Miller v. Union Pacific R. Co.
Headline: Railroad crash ruling reverses dismissal for a passenger's death, allows the wife's wrongful-death claim to proceed against the railroad, while upholding the husband's contributory negligence as matter of law.
Holding:
- Allows a passenger's wrongful-death claim to proceed when passenger negligence is not proven.
- Confirms a driver's fault is not automatically imputed to a passenger.
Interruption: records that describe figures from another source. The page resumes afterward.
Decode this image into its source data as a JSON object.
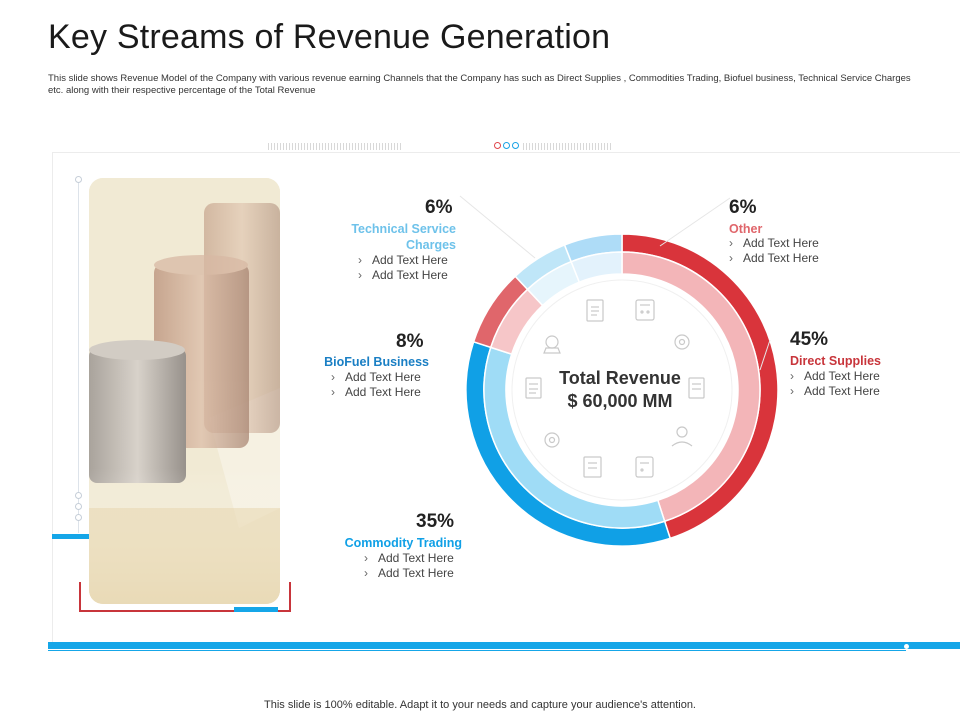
{
  "slide": {
    "title": "Key Streams of Revenue Generation",
    "subtitle": "This slide shows Revenue Model of the Company with various revenue earning Channels that the Company  has such as Direct Supplies , Commodities  Trading, Biofuel business, Technical Service Charges etc. along  with their respective percentage of the Total Revenue",
    "footer": "This slide is 100% editable. Adapt it to your needs and capture your audience's attention."
  },
  "center": {
    "line1": "Total Revenue",
    "line2": "$ 60,000 MM"
  },
  "chart_data": {
    "type": "pie",
    "categories": [
      "Direct Supplies",
      "Commodity Trading",
      "BioFuel Business",
      "Technical Service Charges",
      "Other"
    ],
    "values": [
      45,
      35,
      8,
      6,
      6
    ],
    "title": "",
    "colors": {
      "outer": [
        "#d9343b",
        "#10a0e6",
        "#e0666b",
        "#bfe6f8",
        "#aedcf7"
      ],
      "inner": [
        "#f3b5b8",
        "#9fdcf6",
        "#f6c6c8",
        "#e6f5fc",
        "#e3f2fc"
      ]
    }
  },
  "streams": [
    {
      "pct": "45%",
      "name": "Direct Supplies",
      "color": "#c8353b",
      "bullets": [
        "Add Text Here",
        "Add Text Here"
      ]
    },
    {
      "pct": "35%",
      "name": "Commodity Trading",
      "color": "#10a0e6",
      "bullets": [
        "Add Text Here",
        "Add Text Here"
      ]
    },
    {
      "pct": "8%",
      "name": "BioFuel Business",
      "color": "#1a7fc4",
      "bullets": [
        "Add Text Here",
        "Add Text Here"
      ]
    },
    {
      "pct": "6%",
      "name_line1": "Technical Service",
      "name_line2": "Charges",
      "color": "#6ec2ea",
      "bullets": [
        "Add Text Here",
        "Add Text Here"
      ]
    },
    {
      "pct": "6%",
      "name": "Other",
      "color": "#e0666b",
      "bullets": [
        "Add Text Here",
        "Add Text Here"
      ]
    }
  ],
  "icons": [
    "document-icon",
    "calculator-icon",
    "gear-icon",
    "money-bag-icon",
    "handshake-icon",
    "report-icon"
  ]
}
- Leaves a jury to decide whether the railroad’s speed and warning failures caused the crash.
Summary
Background
In December 1927, Marcus Andlauer and his wife Ellanore attempted to cross a railroad track at a highway intersection near St. Marys, Kansas. The husband was driving and the wife sat in the front seat. A train coming from the east struck their automobile; both were killed. The car had turned north onto the crossing after driving west and was moving about 12–15 miles per hour; trains from the east were visible for about 2,000 feet. Evidence suggested the train ran 50–60 miles per hour, may not have sounded its whistle, was about an hour late, and usually slowed near the city where an ordinance limited trains to 20 miles per hour.
Reasoning
The Court treated the two deaths separately. It agreed that the husband’s own failure to look or his taking a chance supported concluding he was contributorily negligent as a matter of law. But the Court held the wife’s claim differently: she did not control the car, and there was no evidence she failed to warn, look out, or protest. The Court rejected treating a passenger as automatically charged with the driver’s negligence and said the railroad must prove a passenger’s negligence. The Court also explained the railroad’s alleged failures (no whistle, excessive speed) and the driver’s act were concurrent causes that together produced the accident, so the driver’s fault did not automatically defeat the passenger’s claim.
Real world impact
The Court reversed the dismissal of the wife’s claim and sent the case back for further proceedings. A jury may now decide whether the railroad’s conduct contributed to the deaths and whether the wife herself was negligent. The ruling preserves passenger wrongful-death claims when passenger negligence is not proved.